В. В. Кандинский. Смутное. 1917 г. Масло. Москва, Государственная Третьяковская галерея.
В основе политики нашей партии в области искусства лежит ясное понимание принципиальной противоположности упадочной идеологии буржуазного общества и передовой идеологии социализма и коммунизма. И когда сложные и противоречивые явления современной жизни тревожат душу художника, он ни на минуту не должен забывать об этом ведущем принципе.
Именно этим объясняется тревога, которую мы выражаем по поводу влияния формализма на того или иного художника. Искусство социалистического реализма принципиально чуждо беспросветному пессимизму, душевной опустошенности, неверию в красоту жизни, которыми насквозь пропитаны новейшие течения модернистского искусства. И эти идеи желали бы пересадить на нашу почву воинствующие идеологи антикоммунизма.
Вот почему отнюдь не случайно самая реакционная буржуазная печать на Западе затеяла шумную кампанию, поднимая на щит формалистические заблуждения некоторых наших художников. Можно не сомневаться, что делалось это совсем не из-за «бескорыстной заботы» о нашей живописи. Критики-формалисты высказывались вполне откровенно: в абстракционизме они видели средство оторвать молодых художников от коммунистической идеологии. Тщетные надежды! Ведь те художники, которых партия критиковала за их творческие заблуждения, категорически отвергли «заботы» своих буржуазных «защитников» и решительно возвращаются на путь социалистического реализма.
Таким образом, и само формалистическое искусство и оправдывающие его существование «теории» имеют вполне очевидный общественный характер; но они помогают не передовым, а реакционным социальным силам, в данном случае современной империалистической буржуазии.
Итак, искусство всегда было и остается большой силой в общественной борьбе, поскольку оно оказывает мощное воздействие на сознание людей, и вопрос лишь в том, на стороне каких общественных сил оно выступает или по крайней мере каким общественным силам оно способствует.
Когда оно несет правду, выражает благородные гуманистические идеалы, оно на стороне передовых; когда оно извращает истину и так или иначе затемняет сознание людей, мешает им найти правильные ответы на вопросы жизни — на стороне реакционных.
Вот почему марксистско-ленинская наука утверждает, что в классовом обществе искусство всегда классово, что оно всегда является активным орудием в социальной борьбе, что оно только тогда выполняет свою настоящую общественную роль, когда формирует сознание людей в духе прогресса, помогая народам бороться против сил реакции и угнетения.

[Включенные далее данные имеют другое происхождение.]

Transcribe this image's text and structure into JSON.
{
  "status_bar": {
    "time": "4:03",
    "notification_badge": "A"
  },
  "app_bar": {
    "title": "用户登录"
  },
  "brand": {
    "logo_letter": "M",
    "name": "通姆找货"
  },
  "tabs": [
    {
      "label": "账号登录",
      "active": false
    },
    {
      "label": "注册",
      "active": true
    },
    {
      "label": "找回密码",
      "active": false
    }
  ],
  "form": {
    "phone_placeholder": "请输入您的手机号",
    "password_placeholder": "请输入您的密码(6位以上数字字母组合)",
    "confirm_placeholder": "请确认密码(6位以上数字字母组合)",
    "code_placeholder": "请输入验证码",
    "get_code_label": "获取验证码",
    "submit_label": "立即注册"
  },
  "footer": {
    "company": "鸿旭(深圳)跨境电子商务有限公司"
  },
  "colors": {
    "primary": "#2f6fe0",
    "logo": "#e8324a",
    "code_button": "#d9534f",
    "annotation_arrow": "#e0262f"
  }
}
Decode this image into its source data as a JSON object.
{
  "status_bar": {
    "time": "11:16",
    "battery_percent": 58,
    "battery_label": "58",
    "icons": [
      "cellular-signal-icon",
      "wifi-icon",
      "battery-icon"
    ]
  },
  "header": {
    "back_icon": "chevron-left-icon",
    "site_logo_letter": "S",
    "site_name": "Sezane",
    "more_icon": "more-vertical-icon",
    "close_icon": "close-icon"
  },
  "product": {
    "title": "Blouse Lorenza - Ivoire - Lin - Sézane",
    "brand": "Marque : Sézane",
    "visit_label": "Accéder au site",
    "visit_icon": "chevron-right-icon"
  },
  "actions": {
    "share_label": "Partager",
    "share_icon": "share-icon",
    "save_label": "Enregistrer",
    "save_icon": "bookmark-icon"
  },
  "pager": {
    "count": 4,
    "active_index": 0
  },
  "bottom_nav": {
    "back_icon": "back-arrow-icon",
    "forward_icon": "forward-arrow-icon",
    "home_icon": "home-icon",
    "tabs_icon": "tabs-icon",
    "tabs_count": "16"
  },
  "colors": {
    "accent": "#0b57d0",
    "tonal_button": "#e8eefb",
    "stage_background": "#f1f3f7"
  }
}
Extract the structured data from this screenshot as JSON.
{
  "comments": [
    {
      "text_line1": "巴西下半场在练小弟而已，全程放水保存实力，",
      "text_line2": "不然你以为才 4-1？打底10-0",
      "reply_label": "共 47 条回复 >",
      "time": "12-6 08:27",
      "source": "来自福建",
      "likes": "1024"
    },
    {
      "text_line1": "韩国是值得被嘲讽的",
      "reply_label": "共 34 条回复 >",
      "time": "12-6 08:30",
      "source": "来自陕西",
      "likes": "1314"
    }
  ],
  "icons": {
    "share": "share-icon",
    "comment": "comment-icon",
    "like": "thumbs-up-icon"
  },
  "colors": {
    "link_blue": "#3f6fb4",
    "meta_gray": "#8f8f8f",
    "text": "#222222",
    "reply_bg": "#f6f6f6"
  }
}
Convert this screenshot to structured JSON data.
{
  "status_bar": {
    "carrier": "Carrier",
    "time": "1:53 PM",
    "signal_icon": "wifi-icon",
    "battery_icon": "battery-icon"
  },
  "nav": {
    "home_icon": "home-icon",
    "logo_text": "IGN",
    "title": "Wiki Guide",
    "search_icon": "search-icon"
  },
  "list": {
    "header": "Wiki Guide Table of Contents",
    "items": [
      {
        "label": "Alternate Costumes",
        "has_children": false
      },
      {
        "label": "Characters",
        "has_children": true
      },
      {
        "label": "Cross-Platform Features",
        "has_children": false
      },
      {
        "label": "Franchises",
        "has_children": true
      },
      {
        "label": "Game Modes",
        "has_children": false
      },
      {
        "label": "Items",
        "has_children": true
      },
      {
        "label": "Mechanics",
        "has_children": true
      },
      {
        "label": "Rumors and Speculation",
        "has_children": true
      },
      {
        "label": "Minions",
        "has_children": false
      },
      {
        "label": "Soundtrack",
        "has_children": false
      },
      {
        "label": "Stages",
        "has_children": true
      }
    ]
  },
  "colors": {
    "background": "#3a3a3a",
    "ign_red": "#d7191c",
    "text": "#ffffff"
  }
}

История искусства подтверждает это бесчисленным множеством примеров.
Мы это хорошо можем уяснить себе, если вспомним, какое значение имело искусство, скажем, в жизни русского народа прошлого столетия.
Многие из русских писателей и художников были прямыми и непосредственными участниками освободительной борьбы, ее знаменосцами. Достаточно вспомнить Рылеева и Некрасова, Салтыкова-Щедрина и Горького, Перова и Репина. Но даже и тогда, когда они не были прямыми выразителями идеологии трудящихся, они воспитывали своими произведениями в людях свободолюбие, чувство собственного достоинства, веру в будущее, честность, самоотверженность, неподкупность и другие благородные и высокие качества. Пусть ни Пушкин, ни Кипренский, ни Чехов, ни Серов не были революционерами, но они формировали людей, непримиримых ко всякому угнетению и несправедливости
Не случайно В. И. Ленин так высоко ценил роль классической русской литературы в воспитании поколений русских революционеров. На стихах Пушкина и Некрасова, на повестях Гоголя, драмах Островского, романах Толстого лучшие люди учились, как жить честно, как любить правду и ненавидеть ложь, как найти действительно благородную дорогу в жизни.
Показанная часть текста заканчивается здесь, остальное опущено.